Negeri Minangkabau punya slogan nilai yang sangat memprovokasi struktur kelembagaan sosial masyarakatnya secara kental, ada ungkapan yang dipegang teguh oleh masyarakat Minangkabau secara kultur maupun institusional yakni "Adat Bersendi Syara', Syara' Bersendi Kitabullah". Ungkapan tersebut sejalan dari nasehat orang tua kepada diri ku. Beliau mengatakan bahwa ada perpaduan kekuatan yang luar biasa atau yang dikenal sebagai konfigurasi nilai, yaitu "Islam dan Socialisme". 

Dan pak tua memulai bercerita dengan mengawali berbagai macam pertanyaan-pertanyaan yang selalu dilontarkan kepada ku seperti anak panah yang lepas dari busurnya, lalu apa yang terjadi ?, adalah reaksi raut muka yang serius dan kerut kening kepala ku yang selalu mulai mengerenyit dalam jika untuk selalu  mendengarkan tiap nasehat dan ajaran pak tua yang harus ku simak secara sungguh-sungguh.

Pak tua mengurai kata demi kata secara beraturan agar aku mudah memahami dan mengerti dengan apa yang disampaikan oleh beliau, beliau memulai perkataannya dalam sebuah cerita sejarah; dimana dahulu ada partai sebelum nusantara merdeka dengan sebutan negara Indonesia Raya, partai tersebut dikenal dengan Partai Sarekat Islam dan memiliki surat kabar partai yang memuat berita dengan headline beritanya "Apakah Socialisme itu dan Socialisme berdasarkan Islam", akan tetapi akhirnya surat kabar tersebut tidak bisa bertahan dan memberitakan hal-hal yang bersifat ideologis dan provokatif dalam pergerakan kebangsaan, manusia dan kemerdekaan.
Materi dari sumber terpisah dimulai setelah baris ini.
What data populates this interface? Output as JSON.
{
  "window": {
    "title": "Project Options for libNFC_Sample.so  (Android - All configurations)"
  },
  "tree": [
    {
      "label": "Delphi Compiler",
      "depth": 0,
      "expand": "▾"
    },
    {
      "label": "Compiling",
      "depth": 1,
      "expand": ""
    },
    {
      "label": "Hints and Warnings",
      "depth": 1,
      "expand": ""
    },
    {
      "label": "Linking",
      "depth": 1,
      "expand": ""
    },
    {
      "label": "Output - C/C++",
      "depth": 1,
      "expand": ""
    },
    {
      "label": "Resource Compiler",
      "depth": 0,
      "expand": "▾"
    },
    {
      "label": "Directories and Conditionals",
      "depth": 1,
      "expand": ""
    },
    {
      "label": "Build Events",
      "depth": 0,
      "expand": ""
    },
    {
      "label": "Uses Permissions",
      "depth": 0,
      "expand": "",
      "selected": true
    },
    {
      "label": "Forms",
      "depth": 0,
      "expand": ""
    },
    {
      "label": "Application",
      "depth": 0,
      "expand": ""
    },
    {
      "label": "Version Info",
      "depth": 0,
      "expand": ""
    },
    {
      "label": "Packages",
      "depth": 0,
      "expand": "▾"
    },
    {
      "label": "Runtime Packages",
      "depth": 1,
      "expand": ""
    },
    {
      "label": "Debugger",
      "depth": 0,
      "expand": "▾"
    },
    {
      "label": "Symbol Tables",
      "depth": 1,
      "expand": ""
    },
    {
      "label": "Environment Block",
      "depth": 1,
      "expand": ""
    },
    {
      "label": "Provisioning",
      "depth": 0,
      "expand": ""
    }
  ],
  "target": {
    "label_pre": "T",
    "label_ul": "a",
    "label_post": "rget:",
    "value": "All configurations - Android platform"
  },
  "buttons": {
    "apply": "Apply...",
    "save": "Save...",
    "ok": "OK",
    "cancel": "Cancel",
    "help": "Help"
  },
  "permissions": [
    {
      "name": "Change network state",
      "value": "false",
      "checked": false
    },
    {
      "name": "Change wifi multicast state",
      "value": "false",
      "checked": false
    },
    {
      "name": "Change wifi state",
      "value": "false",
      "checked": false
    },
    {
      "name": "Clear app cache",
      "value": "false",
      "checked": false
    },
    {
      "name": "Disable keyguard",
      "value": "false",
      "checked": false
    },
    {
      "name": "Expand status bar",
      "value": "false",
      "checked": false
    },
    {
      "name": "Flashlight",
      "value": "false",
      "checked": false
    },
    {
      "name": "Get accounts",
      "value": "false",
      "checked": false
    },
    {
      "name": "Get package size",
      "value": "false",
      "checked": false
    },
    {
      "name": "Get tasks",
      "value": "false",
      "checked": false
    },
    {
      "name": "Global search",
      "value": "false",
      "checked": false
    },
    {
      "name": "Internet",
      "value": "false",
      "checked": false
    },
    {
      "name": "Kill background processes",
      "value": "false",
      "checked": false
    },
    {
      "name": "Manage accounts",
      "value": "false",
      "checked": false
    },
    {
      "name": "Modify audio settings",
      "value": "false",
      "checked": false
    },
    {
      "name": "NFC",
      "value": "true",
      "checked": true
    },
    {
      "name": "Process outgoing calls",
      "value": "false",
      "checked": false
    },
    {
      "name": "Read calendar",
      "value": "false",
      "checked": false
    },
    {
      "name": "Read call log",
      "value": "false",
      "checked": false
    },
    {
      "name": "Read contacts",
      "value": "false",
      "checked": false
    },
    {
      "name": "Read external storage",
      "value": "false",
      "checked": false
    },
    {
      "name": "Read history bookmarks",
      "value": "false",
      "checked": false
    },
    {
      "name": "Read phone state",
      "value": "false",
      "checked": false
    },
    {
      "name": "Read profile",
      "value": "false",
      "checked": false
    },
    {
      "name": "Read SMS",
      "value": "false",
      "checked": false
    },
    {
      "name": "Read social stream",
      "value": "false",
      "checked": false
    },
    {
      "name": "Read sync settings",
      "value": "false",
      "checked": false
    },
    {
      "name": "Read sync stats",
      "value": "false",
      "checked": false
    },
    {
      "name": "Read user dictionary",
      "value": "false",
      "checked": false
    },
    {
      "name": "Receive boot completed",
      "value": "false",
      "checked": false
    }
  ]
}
Maklum imperialisme penjajahan di nusantara luar biasa bercokol dengan ganasnya dan selalu memantau-matai orang-orang pribumi.

Secara heroik pak tua berkata dalam ujar nya; "bahwa pada pembukaan kongres Al-Islam Hindia di Garut pada bulan Juni 1924 telah membentangkan dalam uraian yang amat pendek tentang Socialisme yang berdasarkan Islam". Pada pembukaan kongres tersebut sang tokoh partai berkata "Bukanlah sekali-kali maksud saya dalam kongres ini akan membuat propaganda yang bersifat politik semata-mata, tetapi dari karena kebahagiaan terbesar dari pada peri-kemanusiaan yang menanggung sengsara dalam pelbagai bahagian dunia, memandang dan menganggap yang akan dapat melepaskan mereka dari pada kesengsaraan itu ialah Socialisme, maka merasalah saya memikul wajib akan membabarkan uraian yang singkat sekali tentang Socialisme (atau keselamatannya pergaulan hidup manusia bersama), sebagai yang dikehendaki oleh agama Islam dan oleh ke-Islaman kita".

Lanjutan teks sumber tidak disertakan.